Speaking to this correspondent, Pawar used uncharacteristically strong words to say: "The police have started investigating... If any political party takes objection, it is unfair and unpatriotic."

Asked if his criticism also included the BJP, which has viewed the action by Maharashtra's Anti-Terrorism Squad as a pre-election gimmick by the United Progressive Alliance (UPA), Pawar said he was referring to "all" those raising questions about the probe. "Why should we interfere in the process of investigations?"

When Hindu ascetic Pragya Thakur was first picked up for her alleged involvement in the Malegaon blasts, the BJP did not know how to react to the dramatic development. The scenario has since changed.

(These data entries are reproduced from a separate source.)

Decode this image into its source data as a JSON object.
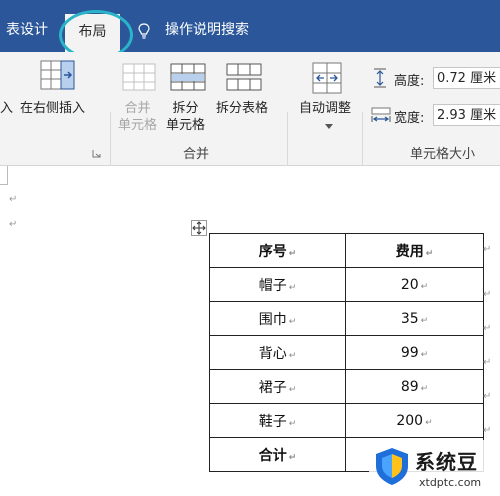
{
  "tabs": {
    "prev": "表设计",
    "active": "布局",
    "search": "操作说明搜索"
  },
  "ribbon": {
    "insert_left_partial": "入",
    "insert_right": "在右侧插入",
    "merge_cells": [
      "合并",
      "单元格"
    ],
    "split_cells": [
      "拆分",
      "单元格"
    ],
    "split_table": "拆分表格",
    "autofit": "自动调整",
    "group_merge": "合并",
    "group_cell_size": "单元格大小",
    "height_label": "高度:",
    "height_value": "0.72 厘米",
    "width_label": "宽度:",
    "width_value": "2.93 厘米"
  },
  "doc": {
    "paragraph_mark": "↵",
    "table": {
      "headers": [
        "序号",
        "费用"
      ],
      "rows": [
        [
          "帽子",
          "20"
        ],
        [
          "围巾",
          "35"
        ],
        [
          "背心",
          "99"
        ],
        [
          "裙子",
          "89"
        ],
        [
          "鞋子",
          "200"
        ]
      ],
      "total_label": "合计"
    }
  },
  "watermark": {
    "title": "系统豆",
    "url": "xtdptc.com"
  }
}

Now L.K. Advani, the prime ministerial candidate of the BJP, has charged the Congress-led UPA with political motivation.

Among the first to call for a ban on the Bajrang Dal, the NCP chief said: "I had said that action should be taken against Hindu fundamentalists. A terrorist does not have any religion."

Speaking at length about the Marathi-Bihari divide, Pawar expressed disappointment with "the Bihar politicians", flayed the media for sensationalising the issue and defended the culture of tolerance of Mumbai and Maharashtra.

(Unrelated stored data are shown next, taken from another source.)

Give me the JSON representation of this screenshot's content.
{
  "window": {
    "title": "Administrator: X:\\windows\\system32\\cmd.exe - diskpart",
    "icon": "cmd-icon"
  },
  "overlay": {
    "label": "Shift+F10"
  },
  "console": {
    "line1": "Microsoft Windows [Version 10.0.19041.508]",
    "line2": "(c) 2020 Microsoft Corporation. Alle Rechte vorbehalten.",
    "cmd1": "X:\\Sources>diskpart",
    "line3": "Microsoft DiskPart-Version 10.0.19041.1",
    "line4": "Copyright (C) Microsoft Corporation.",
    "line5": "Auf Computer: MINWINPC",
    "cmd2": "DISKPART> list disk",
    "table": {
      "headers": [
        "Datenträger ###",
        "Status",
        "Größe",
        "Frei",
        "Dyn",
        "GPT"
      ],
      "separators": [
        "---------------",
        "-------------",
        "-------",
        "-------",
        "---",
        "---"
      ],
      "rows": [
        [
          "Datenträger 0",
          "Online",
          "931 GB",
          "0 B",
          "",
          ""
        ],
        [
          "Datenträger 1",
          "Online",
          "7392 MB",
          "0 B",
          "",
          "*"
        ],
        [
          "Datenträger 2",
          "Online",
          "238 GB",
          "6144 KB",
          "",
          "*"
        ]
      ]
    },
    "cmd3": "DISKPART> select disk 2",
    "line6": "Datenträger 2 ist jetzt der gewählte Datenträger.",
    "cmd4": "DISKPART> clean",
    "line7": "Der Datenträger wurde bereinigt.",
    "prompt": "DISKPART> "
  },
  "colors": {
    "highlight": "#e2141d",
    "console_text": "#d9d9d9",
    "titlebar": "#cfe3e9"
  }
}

"In Mumbai the Marathi-speaking people are only 24 percent. Show me any other state capital where 74 percent belong to other states?" he said. "Is this not tolerance? We have built up a cosmopolitan culture in Mumbai."

Commenting on the resignation by some Bihar MPs, following attacks in Mumbai on non-Marathis, Pawar said: "They have a right to take their own decisions."

But hitting out at his own colleagues in the UPA, though without naming them, he asked: "In a city where the population from the rest of India is 74 percent, if someone attacks, say, a Gujarati-run shop, should you have  the entire Gujarati leadership come together, meet the prime minister, and demand that the chief minister of Maharashtra be removed?

"They (Bihar politicians) are playing their political games, against each other, at the cost of Maharashtra."

Pawar dismissed allegations that the NCP and the Congress were propping up Maharashtra Navnirman Sena (MNS) chief Raj Thackeray so as to divide the Shiv Sena vote -- just as the Congress tacitly supported the Sena in the early years to break the Communist trade unions.

"Raj Thackeray contested local elections and managed to get only around 40 out of 5,000 seats. That shows his strength," Pawar quipped.

"I don't think he has the capacity to create a problem for the Shiv Sena. What I know of the Sena, no leader who has left it has been able to affect it. Its core remains intact.

"Secondly," Pawar went on, "why should we give him importance? His attack is... against the Congress and us, against the chief minister and the deputy chief minister."

The NCP welcomed north Indians in Maharashtra, Pawar said. "We welcome all. My party gave representation to north Indians in government. When I was chief minister, there were always north Indians in my ministry. There have been 10-12 north Indian MLAs in the Maharashtra assembly. There are also Gujaratis and south Indians.

"But except for Madhu Limaye and George Fernandes, who were accepted in other states from where they contested elections, which are the other leaders who are accepted by other states? How can anybody say the Marathi community is against north Indians? This is injustice."

He appealed to north Indians not to forget that Maharashtra had produced leaders such as Lokmanya Tilak, Babasaheb Ambedkar, Jyotiba Phule, Y.B. Chavan and S.A. Dange who never took a parochial line. "That is also the overall thinking of the people of the state."